Concordato preventivo per Partite Iva: ecco quando conviene

Come valutare l’eventuale proposta dell’Agenzia delle Entrate di un concordato preventivo biennale? In quali casi è conveniente? Sono questi i principali interrogativi che si pongono le partite Iva, professionisti e imprese che dal 2024 potrebbero ricevere la definizione dei redditi per 2 anni, da parte dell’Amministrazione finanziaria. E sulla base di questa vedersi applicata una determinata tassazione, fissa per un biennio.

Ovviamente ogni proposta non può che essere valutata partendo dai numeri, dal valore della proposta, dalle situazioni economiche e finanziarie di contesto. E dalle alternative in caso di rifiuto. Però è possibile individuare un perimetro per orientarsi.

Concordato preventivo biennale: i vantaggi

Il principale vantaggio del Concordato preventivo biennale che il Governo sta per varare con il Decreto Fiscale è l’esclusione dai controlli fiscali.

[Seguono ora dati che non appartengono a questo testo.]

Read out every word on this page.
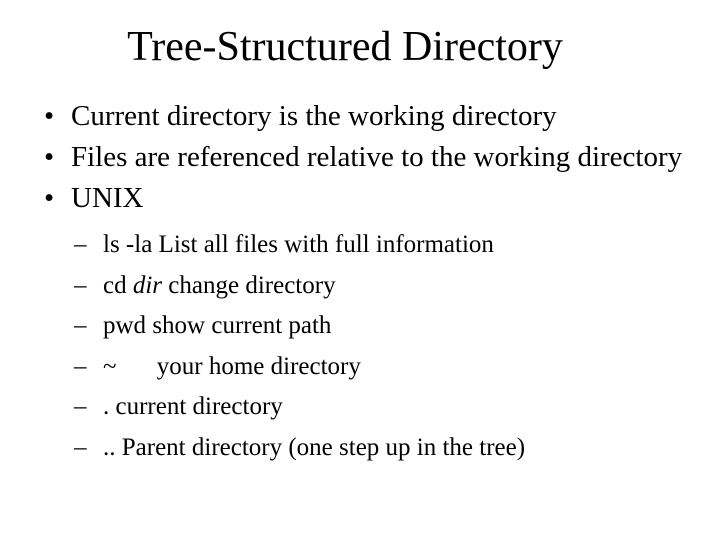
Tree-Structured Directory
• Current directory is the working directory
• Files are referenced relative to the working directory
• UNIX
– ls -la List all files with full information
– cd dir change directory
– pwd show current path
– ~ your home directory
– . current directory
– .. Parent directory (one step up in the tree)
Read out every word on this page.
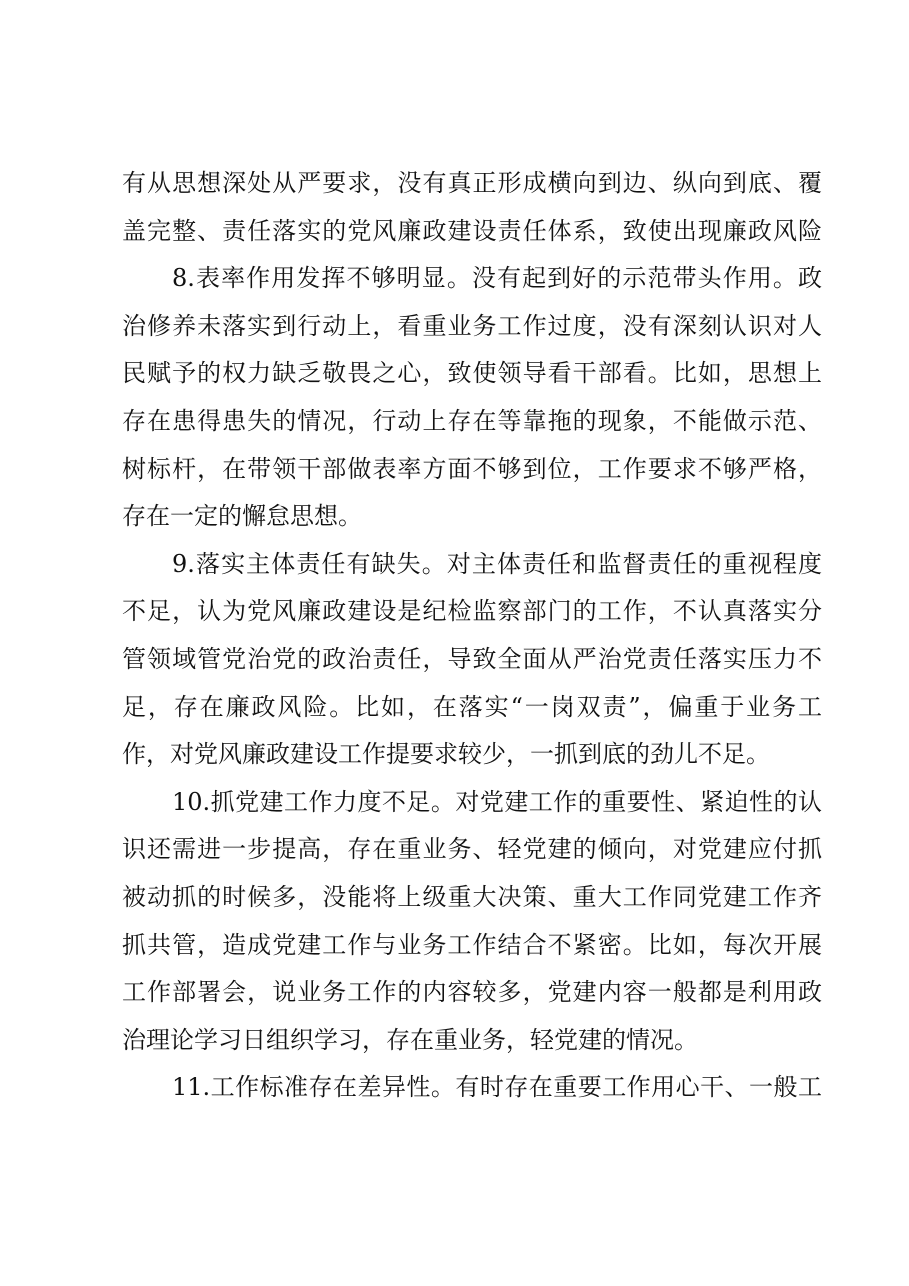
有从思想深处从严要求，没有真正形成横向到边、纵向到底、覆
盖完整、责任落实的党风廉政建设责任体系，致使出现廉政风险
8.表率作用发挥不够明显。没有起到好的示范带头作用。政
治修养未落实到行动上，看重业务工作过度，没有深刻认识对人
民赋予的权力缺乏敬畏之心，致使领导看干部看。比如，思想上
存在患得患失的情况，行动上存在等靠拖的现象，不能做示范、
树标杆，在带领干部做表率方面不够到位，工作要求不够严格，
存在一定的懈怠思想。
9.落实主体责任有缺失。对主体责任和监督责任的重视程度
不足，认为党风廉政建设是纪检监察部门的工作，不认真落实分
管领域管党治党的政治责任，导致全面从严治党责任落实压力不
足，存在廉政风险。比如，在落实“一岗双责”，偏重于业务工
作，对党风廉政建设工作提要求较少，一抓到底的劲儿不足。
10.抓党建工作力度不足。对党建工作的重要性、紧迫性的认
识还需进一步提高，存在重业务、轻党建的倾向，对党建应付抓
被动抓的时候多，没能将上级重大决策、重大工作同党建工作齐
抓共管，造成党建工作与业务工作结合不紧密。比如，每次开展
工作部署会，说业务工作的内容较多，党建内容一般都是利用政
治理论学习日组织学习，存在重业务，轻党建的情况。
11.工作标准存在差异性。有时存在重要工作用心干、一般工
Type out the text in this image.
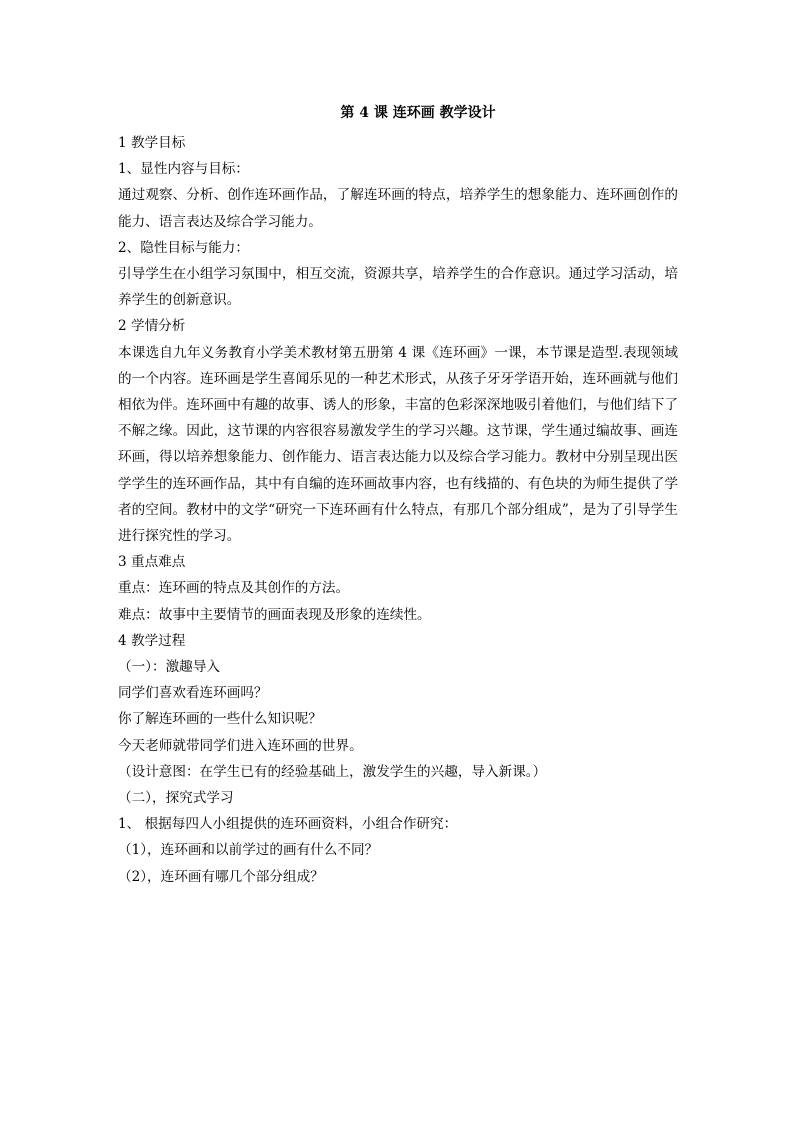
第 4 课 连环画 教学设计

1 教学目标

1、显性内容与目标：

通过观察、分析、创作连环画作品，了解连环画的特点，培养学生的想象能力、连环画创作的能力、语言表达及综合学习能力。

2、隐性目标与能力：

引导学生在小组学习氛围中，相互交流，资源共享，培养学生的合作意识。通过学习活动，培养学生的创新意识。

2 学情分析

本课选自九年义务教育小学美术教材第五册第 4 课《连环画》一课，本节课是造型.表现领域的一个内容。连环画是学生喜闻乐见的一种艺术形式，从孩子牙牙学语开始，连环画就与他们相依为伴。连环画中有趣的故事、诱人的形象，丰富的色彩深深地吸引着他们，与他们结下了不解之缘。因此，这节课的内容很容易激发学生的学习兴趣。这节课，学生通过编故事、画连环画，得以培养想象能力、创作能力、语言表达能力以及综合学习能力。教材中分别呈现出医学学生的连环画作品，其中有自编的连环画故事内容，也有线描的、有色块的为师生提供了学者的空间。教材中的文学“研究一下连环画有什么特点，有那几个部分组成”，是为了引导学生进行探究性的学习。

3 重点难点

重点：连环画的特点及其创作的方法。

难点：故事中主要情节的画面表现及形象的连续性。

4 教学过程

（一）：激趣导入

同学们喜欢看连环画吗？

你了解连环画的一些什么知识呢？

今天老师就带同学们进入连环画的世界。

（设计意图：在学生已有的经验基础上，激发学生的兴趣，导入新课。）

（二），探究式学习

1、 根据每四人小组提供的连环画资料，小组合作研究：

（1），连环画和以前学过的画有什么不同？

（2），连环画有哪几个部分组成？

La proposta che l’Agenzia delle Entrate farà alle partite Iva terrà conto del trend del fatturato dei primi 7 mesi dell’anno. Chi firma l’accordo con l’AdE non avrà controlli per due anni, che saranno invece orientati verso i soggetti non firmatari o comunque esclusi perché privi dei requisiti. La proposta, se valutata da questo punto di vista, suona un po’ come un “avviso di accertamento”.

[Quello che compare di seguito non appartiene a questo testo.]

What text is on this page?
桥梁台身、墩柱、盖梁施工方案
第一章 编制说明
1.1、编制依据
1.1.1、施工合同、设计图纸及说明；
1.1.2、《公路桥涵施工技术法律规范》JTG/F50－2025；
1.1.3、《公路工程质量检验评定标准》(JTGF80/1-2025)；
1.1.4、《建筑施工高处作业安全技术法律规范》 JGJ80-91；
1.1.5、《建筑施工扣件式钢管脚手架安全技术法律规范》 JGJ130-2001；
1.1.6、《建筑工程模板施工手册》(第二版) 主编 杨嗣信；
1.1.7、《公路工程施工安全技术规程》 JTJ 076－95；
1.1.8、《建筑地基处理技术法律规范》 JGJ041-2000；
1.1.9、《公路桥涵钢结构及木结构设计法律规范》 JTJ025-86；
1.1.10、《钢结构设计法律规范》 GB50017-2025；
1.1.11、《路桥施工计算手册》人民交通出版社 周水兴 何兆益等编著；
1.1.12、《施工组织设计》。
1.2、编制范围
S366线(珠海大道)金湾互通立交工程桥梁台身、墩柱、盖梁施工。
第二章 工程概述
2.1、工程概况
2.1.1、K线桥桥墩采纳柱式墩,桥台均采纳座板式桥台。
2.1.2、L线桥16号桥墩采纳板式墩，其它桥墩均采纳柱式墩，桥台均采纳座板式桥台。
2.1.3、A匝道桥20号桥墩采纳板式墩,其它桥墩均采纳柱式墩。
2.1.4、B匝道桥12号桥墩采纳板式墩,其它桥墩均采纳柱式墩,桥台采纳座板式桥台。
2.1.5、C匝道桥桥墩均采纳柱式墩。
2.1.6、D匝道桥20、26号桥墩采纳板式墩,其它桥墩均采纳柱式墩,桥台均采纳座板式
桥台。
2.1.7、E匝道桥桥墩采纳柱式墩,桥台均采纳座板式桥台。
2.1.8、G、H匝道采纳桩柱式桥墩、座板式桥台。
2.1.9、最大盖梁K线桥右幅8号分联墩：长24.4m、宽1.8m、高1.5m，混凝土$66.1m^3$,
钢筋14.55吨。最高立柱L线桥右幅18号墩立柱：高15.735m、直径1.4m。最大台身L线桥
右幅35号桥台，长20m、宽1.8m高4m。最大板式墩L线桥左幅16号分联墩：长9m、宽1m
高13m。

Inoltre la proposta si rivelerà vantaggiosa, ma questo sarà possibile saperlo solo a posteriori, se il reddito definito nell’intesa, sarà inferiore a quello effettivamente realizzato al termine del periodo.

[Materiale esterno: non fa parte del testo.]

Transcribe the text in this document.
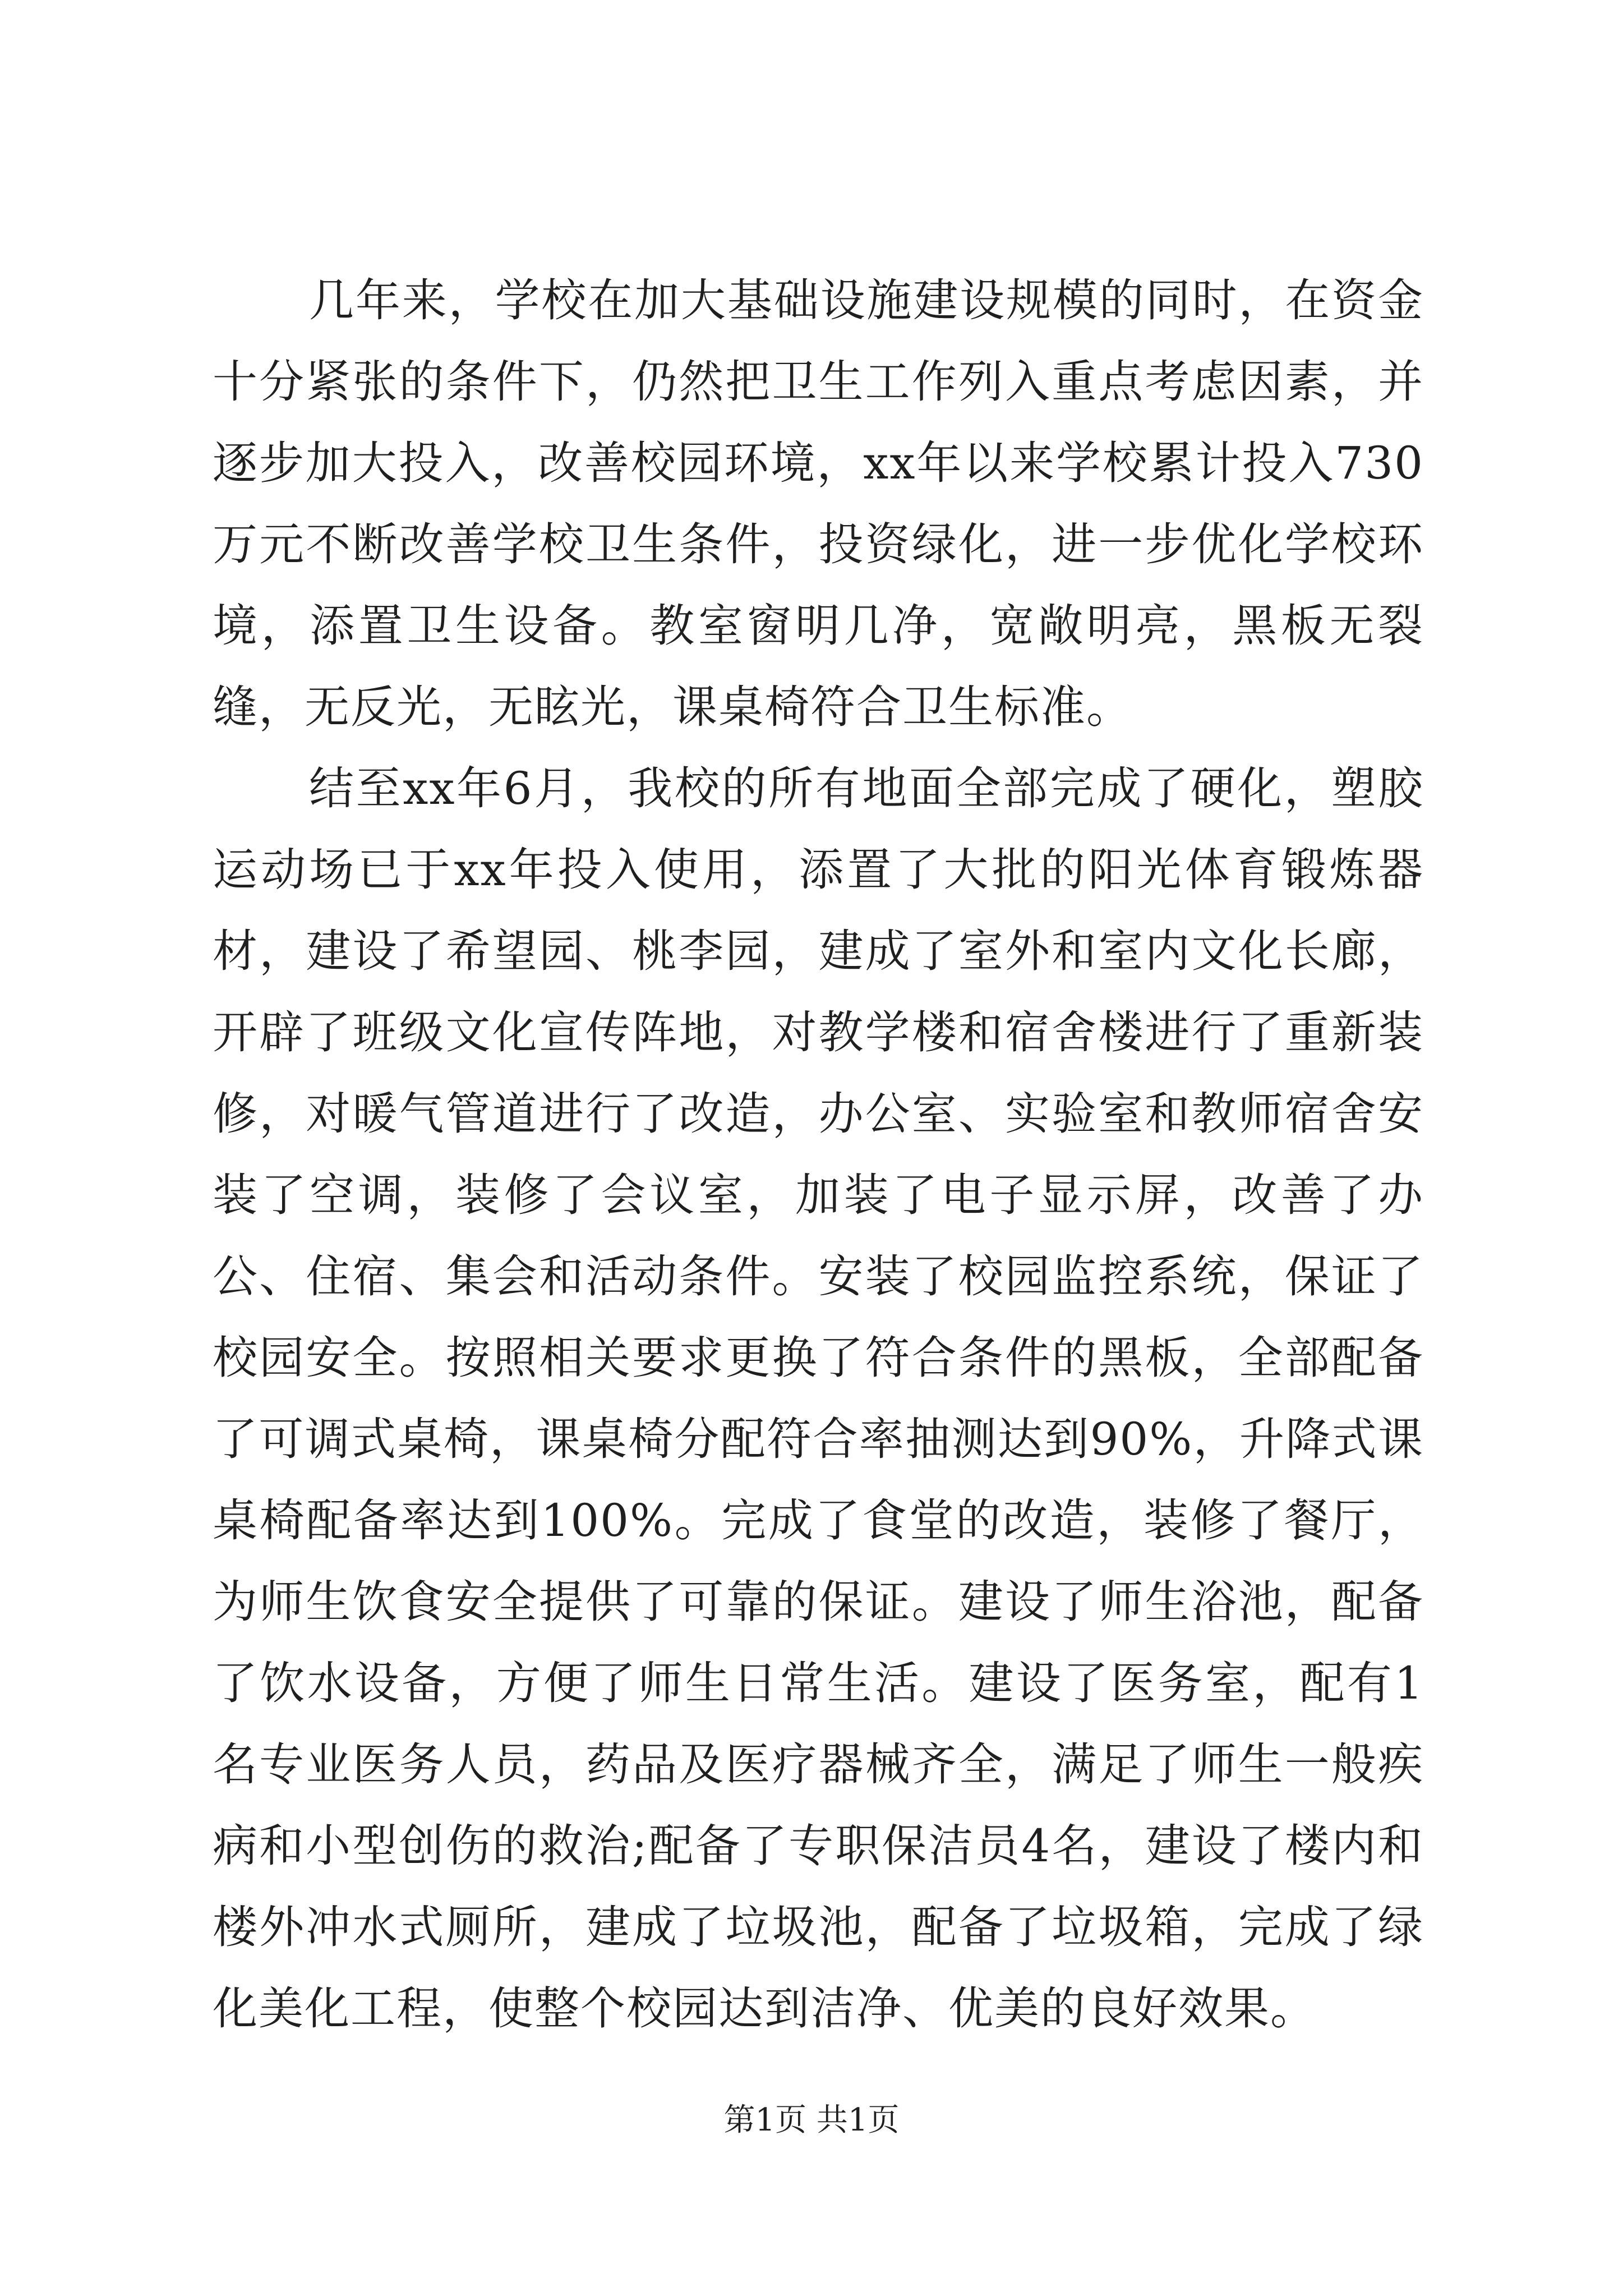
几年来，学校在加大基础设施建设规模的同时，在资金十分紧张的条件下，仍然把卫生工作列入重点考虑因素，并逐步加大投入，改善校园环境，xx年以来学校累计投入730万元不断改善学校卫生条件，投资绿化，进一步优化学校环境，添置卫生设备。教室窗明几净，宽敞明亮，黑板无裂缝，无反光，无眩光，课桌椅符合卫生标准。

结至xx年6月，我校的所有地面全部完成了硬化，塑胶运动场已于xx年投入使用，添置了大批的阳光体育锻炼器材，建设了希望园、桃李园，建成了室外和室内文化长廊，开辟了班级文化宣传阵地，对教学楼和宿舍楼进行了重新装修，对暖气管道进行了改造，办公室、实验室和教师宿舍安装了空调，装修了会议室，加装了电子显示屏，改善了办公、住宿、集会和活动条件。安装了校园监控系统，保证了校园安全。按照相关要求更换了符合条件的黑板，全部配备了可调式桌椅，课桌椅分配符合率抽测达到90%，升降式课桌椅配备率达到100%。完成了食堂的改造，装修了餐厅，为师生饮食安全提供了可靠的保证。建设了师生浴池，配备了饮水设备，方便了师生日常生活。建设了医务室，配有1名专业医务人员，药品及医疗器械齐全，满足了师生一般疾病和小型创伤的救治;配备了专职保洁员4名，建设了楼内和楼外冲水式厕所，建成了垃圾池，配备了垃圾箱，完成了绿化美化工程，使整个校园达到洁净、优美的良好效果。

第1页 共1页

Lo scudo dai controlli fiscali, che costituisce evidentemente il primo vantaggio del Concordato, va tuttavia ben valutato. Questo perché l’accordo preventivo biennale si applica ai soli contribuenti che ottengono un punteggio di affidabilità fiscale pari a 8. Al di sopra di questa soglia, chi si colloca in un punteggio pari o superiore a 8,5 si è già difesi dall’ordinario regime premiale Isa rispetto agli accertamenti analitico presuntivi.

Concordato preventivo biennale, cosa succede se scende il fatturato?

Già al secondo anno, cioè dal 2025, la situazione potrebbe apparire più complessa e non così semplice da valutare. Se il fatturato è in calo ci si ritroverà a pagare imposte (Irap e imposte sui redditi) su di un reddito virtuale.

Il Decreto in uscita prevede che in caso di riduzione dei redditi per una quota eccedente almeno pari al 60% rispetto a quelli oggetto di concordato, è possibile interrompere il Concordato. Ma ciò è possibile solo per “circostanze eccezionali” tipizzate con un decreto del Ministero dell’Economia e Finanze che dovrà uscire.

Concordato preventivo biennale: e se i clienti non mi pagano?

E cosa succede invece se, dopo la firma del concordato, i redditi restano stabili ma i clienti non pagano le fatture?

La situazione non è certo semplice perché la partita Iva si troverebbe a dover pagare tasse su un reddito solo virtuale e non effettivo, a causa dell’insolvenza dei creditori (es. in caso di fallimento). In questo caso il Concordato potrebbe rivelarsi essere un cul de sac.

La definizione preventiva protegge dai possibili accertamenti ex articolo 39 del Dpr 600/73. Non è richiamato lo speculare articolo 54 del Dpr 633/72, dato che l’Iva continua ad applicarsi normalmente.

A fini reddituali e Irap, il concordato ripara da eventuali accertamenti analitici e analitico-presuntivi (tralasciando gli induttivi puri applicabili in presenza di violazioni patologiche del contribuente che travolgerebbero l’efficacia del concordato stesso).